Mario Hezonja elige la NBA como coartada para salir del Real Madrid
El alero croata estaba descontento con el presente de la entidad blanca y tenía muy claro que la única salida para ser libre (incluso sin tener su futuro cerrado) era ejercer una cláusula que puede hacer que en octubre esté de nuevo en Europa
La NBA como medio sí, pero en caso alguno como culpable. Mario Hezonja ha puesto punto y final a su trayectoria en el Real Madrid de manera abrupta y sobre la bocina. Cuando restaban horas para que expirase el plazo, el alero croata (por medio de su agente) ejecutó la cláusula de salida para jugar en la competición estadounidense. ¿Hay queda todo? Para nada. Hay mucha tela por cortar.

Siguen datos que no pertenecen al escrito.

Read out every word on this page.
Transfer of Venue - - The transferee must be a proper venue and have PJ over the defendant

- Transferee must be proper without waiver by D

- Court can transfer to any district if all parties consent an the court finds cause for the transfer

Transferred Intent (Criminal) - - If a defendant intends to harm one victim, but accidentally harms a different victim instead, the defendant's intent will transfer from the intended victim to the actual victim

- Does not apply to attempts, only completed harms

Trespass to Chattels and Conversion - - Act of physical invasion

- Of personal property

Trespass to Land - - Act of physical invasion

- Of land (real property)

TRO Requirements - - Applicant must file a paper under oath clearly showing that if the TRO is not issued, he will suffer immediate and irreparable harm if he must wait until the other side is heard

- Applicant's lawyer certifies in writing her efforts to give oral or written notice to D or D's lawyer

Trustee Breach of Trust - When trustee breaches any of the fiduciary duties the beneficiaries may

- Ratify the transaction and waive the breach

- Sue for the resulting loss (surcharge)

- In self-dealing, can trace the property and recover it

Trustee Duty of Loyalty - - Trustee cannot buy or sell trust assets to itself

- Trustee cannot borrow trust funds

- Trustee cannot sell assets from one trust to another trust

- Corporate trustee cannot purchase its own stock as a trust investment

En el caso Hezonja no se pueden reducir los motivos de su marcha a la NBA; es más, está bien lejos de la realidad. Todos sabíamos que por su cabeza pasada volver a la mejor liga del mundo, pero finalmente no ha elegido cruzar el charco, sino simple y llanamente dejar el Madrid. Algo ha cambiado, y algo importante, ya que ha dado el paso sin tener certeza alguna sobre su futuro.

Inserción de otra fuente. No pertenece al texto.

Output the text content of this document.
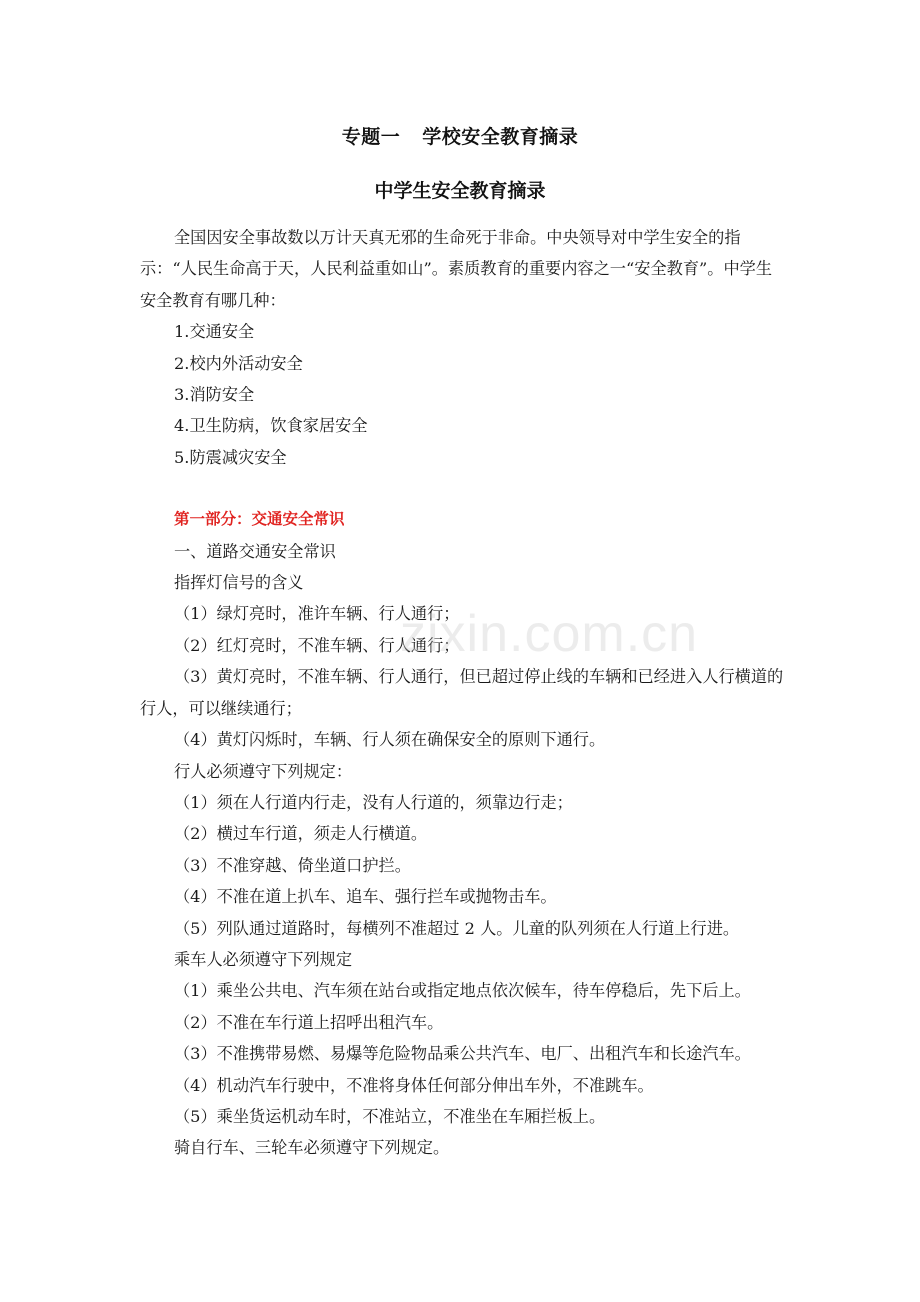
专题一 学校安全教育摘录
中学生安全教育摘录

全国因安全事故数以万计天真无邪的生命死于非命。中央领导对中学生安全的指示：“人民生命高于天，人民利益重如山”。素质教育的重要内容之一“安全教育”。中学生安全教育有哪几种：

1.交通安全

2.校内外活动安全

3.消防安全

4.卫生防病，饮食家居安全

5.防震减灾安全

第一部分：交通安全常识

一、道路交通安全常识

指挥灯信号的含义

（1）绿灯亮时，准许车辆、行人通行；

（2）红灯亮时，不准车辆、行人通行；

（3）黄灯亮时，不准车辆、行人通行，但已超过停止线的车辆和已经进入人行横道的行人，可以继续通行；

（4）黄灯闪烁时，车辆、行人须在确保安全的原则下通行。

行人必须遵守下列规定：

（1）须在人行道内行走，没有人行道的，须靠边行走；

（2）横过车行道，须走人行横道。

（3）不准穿越、倚坐道口护拦。

（4）不准在道上扒车、追车、强行拦车或抛物击车。

（5）列队通过道路时，每横列不准超过 2 人。儿童的队列须在人行道上行进。

乘车人必须遵守下列规定

（1）乘坐公共电、汽车须在站台或指定地点依次候车，待车停稳后，先下后上。

（2）不准在车行道上招呼出租汽车。

（3）不准携带易燃、易爆等危险物品乘公共汽车、电厂、出租汽车和长途汽车。

（4）机动汽车行驶中，不准将身体任何部分伸出车外，不准跳车。

（5）乘坐货运机动车时，不准站立，不准坐在车厢拦板上。

骑自行车、三轮车必须遵守下列规定。

zixin.com.cn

¿Qué ha cambiado con Mario Hezonja?
Hace algo más de un año Hezonja renovó con los blancos hasta 2029. Lo hacía convencido. 'Súper Mario' pasaba por ser la pieza clave del proyecto, algo así como el jugador franquicia de la 'Casa Blanca' que además estaba dando su mejor versión y que se encontraba plenamente consolidado. Más claro: era una firma pensada para quedarse mucho tiempo. ¿Qué ha ocurrido para ese brusco cambio de opinión?

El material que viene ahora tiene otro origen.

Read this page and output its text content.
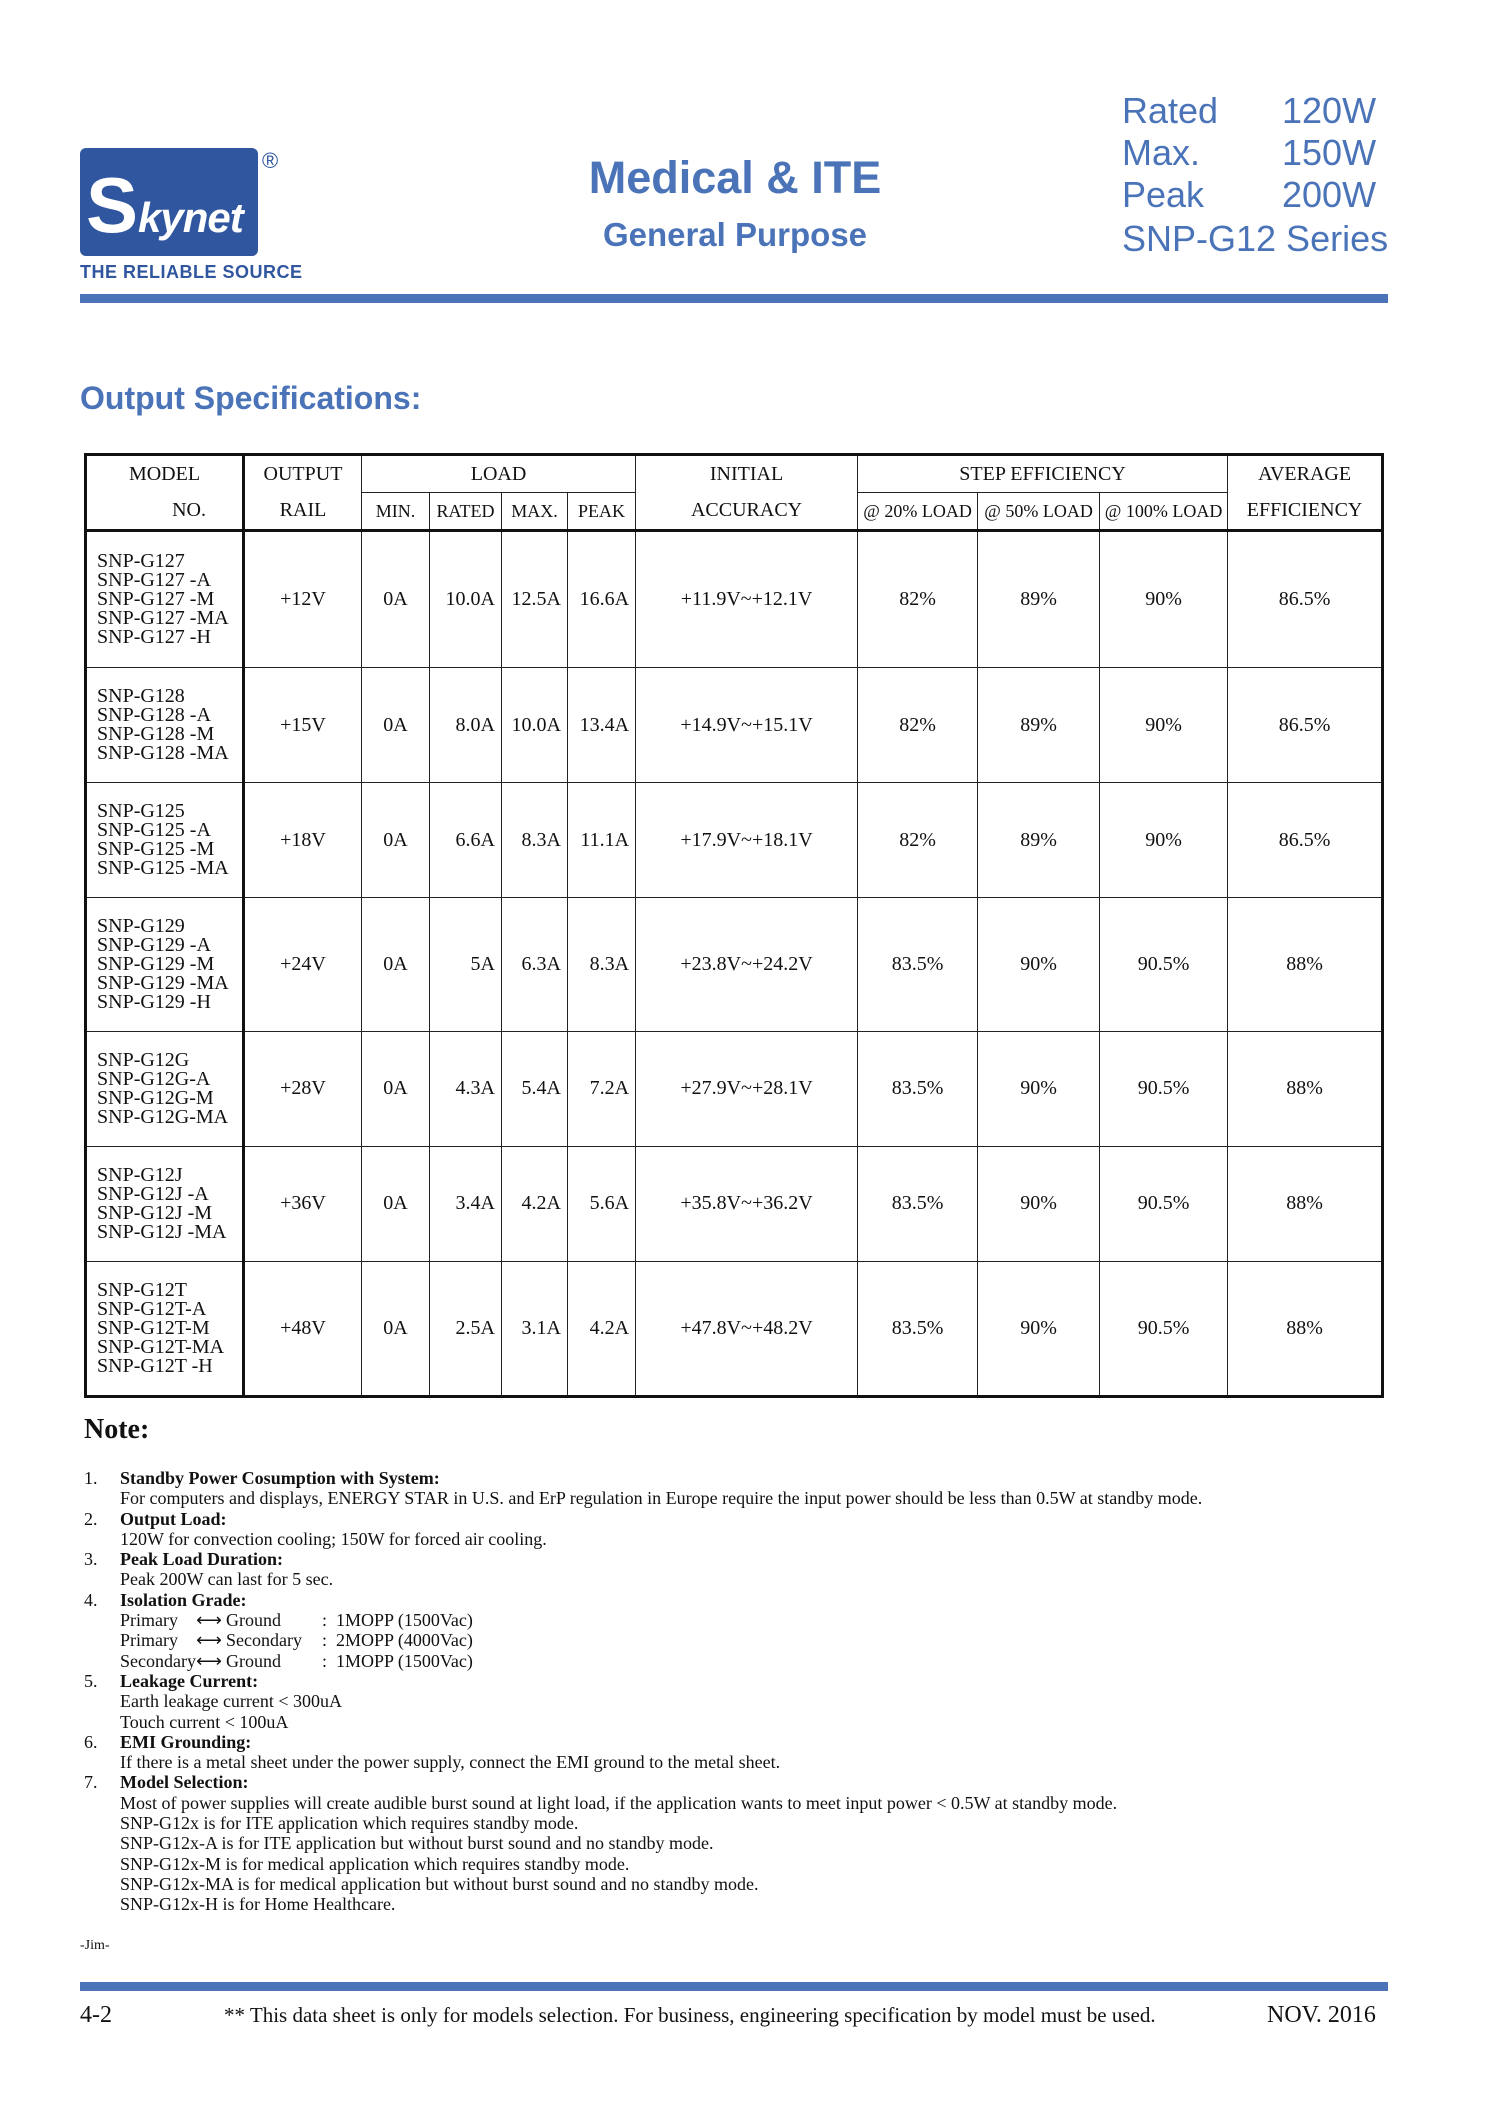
S kynet
®
THE RELIABLE SOURCE
Medical & ITE
General Purpose
Rated 120W
Max. 150W
Peak 200W
SNP-G12 Series
Output Specifications:
MODEL	OUTPUT	LOAD				INITIAL	STEP EFFICIENCY			AVERAGE
NO.	RAIL	MIN.	RATED	MAX.	PEAK	ACCURACY	@ 20% LOAD	@ 50% LOAD	@ 100% LOAD	EFFICIENCY

SNP-G127
SNP-G127 -A
SNP-G127 -M
SNP-G127 -MA
SNP-G127 -H	+12V	0A	10.0A	12.5A	16.6A	+11.9V~+12.1V	82%	89%	90%	86.5%

SNP-G128
SNP-G128 -A
SNP-G128 -M
SNP-G128 -MA	+15V	0A	8.0A	10.0A	13.4A	+14.9V~+15.1V	82%	89%	90%	86.5%

SNP-G125
SNP-G125 -A
SNP-G125 -M
SNP-G125 -MA	+18V	0A	6.6A	8.3A	11.1A	+17.9V~+18.1V	82%	89%	90%	86.5%

SNP-G129
SNP-G129 -A
SNP-G129 -M
SNP-G129 -MA
SNP-G129 -H	+24V	0A	5A	6.3A	8.3A	+23.8V~+24.2V	83.5%	90%	90.5%	88%

SNP-G12G
SNP-G12G-A
SNP-G12G-M
SNP-G12G-MA	+28V	0A	4.3A	5.4A	7.2A	+27.9V~+28.1V	83.5%	90%	90.5%	88%

SNP-G12J
SNP-G12J -A
SNP-G12J -M
SNP-G12J -MA	+36V	0A	3.4A	4.2A	5.6A	+35.8V~+36.2V	83.5%	90%	90.5%	88%

SNP-G12T
SNP-G12T-A
SNP-G12T-M
SNP-G12T-MA
SNP-G12T -H	+48V	0A	2.5A	3.1A	4.2A	+47.8V~+48.2V	83.5%	90%	90.5%	88%
Note:
1. Standby Power Cosumption with System:
For computers and displays, ENERGY STAR in U.S. and ErP regulation in Europe require the input power should be less than 0.5W at standby mode.
2. Output Load:
120W for convection cooling; 150W for forced air cooling.
3. Peak Load Duration:
Peak 200W can last for 5 sec.
4. Isolation Grade:
Primary	⟷ Ground	: 1MOPP (1500Vac)
Primary	⟷ Secondary	: 2MOPP (4000Vac)
Secondary ⟷ Ground	: 1MOPP (1500Vac)
5. Leakage Current:
Earth leakage current < 300uA
Touch current < 100uA
6. EMI Grounding:
If there is a metal sheet under the power supply, connect the EMI ground to the metal sheet.
7. Model Selection:
Most of power supplies will create audible burst sound at light load, if the application wants to meet input power < 0.5W at standby mode.
SNP-G12x is for ITE application which requires standby mode.
SNP-G12x-A is for ITE application but without burst sound and no standby mode.
SNP-G12x-M is for medical application which requires standby mode.
SNP-G12x-MA is for medical application but without burst sound and no standby mode.
SNP-G12x-H is for Home Healthcare.
-Jim-
4-2	** This data sheet is only for models selection. For business, engineering specification by model must be used.	NOV. 2016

El cambio de entrenador –salida de Sergio Scariolo y entrada de Pedro Martínez– es algo que al parecer no ha terminado de cuadrar al balcánico. Lo que él entendía era un Madrid estable se ha convertido en algo distinto con una completa remodelación en el ámbito de la dirección deportiva. En definitiva, la NBA no es el detonante, sino una salida para continuar su carrera en otro lugar, con la posible vuelta a Europa como una realidad para nada lejana.
¿Cuántas veces un equipo pierde al vigente MVP de la Liga Endesa apenas un año después de renovarlo? Diríamos que nunca. Y ahí no hablamos de dinero ni prestigio, sino de algo mucho más profundo, de confianza en el proyecto.
Mucho más que un anotador
Hezonja no es solo ese jugador capaz de clavarte puntos sin descanso, ahora es mucho más. En estos años se ha convertido en un jugador sobre el que construir una reconstrucción como la que el Madrid encara en el presente. Sí, es todo un referente emocional que se iba acercando a leyendas como Rudy Fernández o Sergio Rodríguez. Era el futuro inmediato.
Deja un sabor amargo con su adiós, y distinto al de otros. Doncic se fue porque era un talento generacional, Nikola Mirotić también cruzó el Atlántico cuando ya era una estrella europea, pero dejó un equipo consolidado que seguiría ganando títulos. Facundo Campazzo aceptó la gran oportunidad de su vida. Pero Hezonja se va sin destino, sin certezas, sin nada atado y cuando era la piedra angular.
Un cambio de relato obligado
Algo importante ha debido pasar por la cabeza e Hezonja. No ha elegido irse a la NBA, sino dejar el Real Madrid para ser libre. Si realmente el cambio de entrenador ha sido determinante, el Real Madrid debería hacer autocrítica. No porque Pedro Martínez sea mala opción ni mucho menos, sino porque debieron calibrar antes a nivel estratégico los pasos a dar.

La NBA está muy de fondo, casi ni se ve. Ahora al Madrid le toca reinventarse casi sin margen. La pérdida es demasiado grande y lo más preocupante es la sensación de que un jugador que quería quedarse terminó encontrando motivos para marcharse. Porque las grandes potencias pueden aceptar que les arrebaten jugadores, pero lo que nunca deberían normalizar es que sean sus propios proyectos los que empujen a esos jugadores hacia la puerta de salida.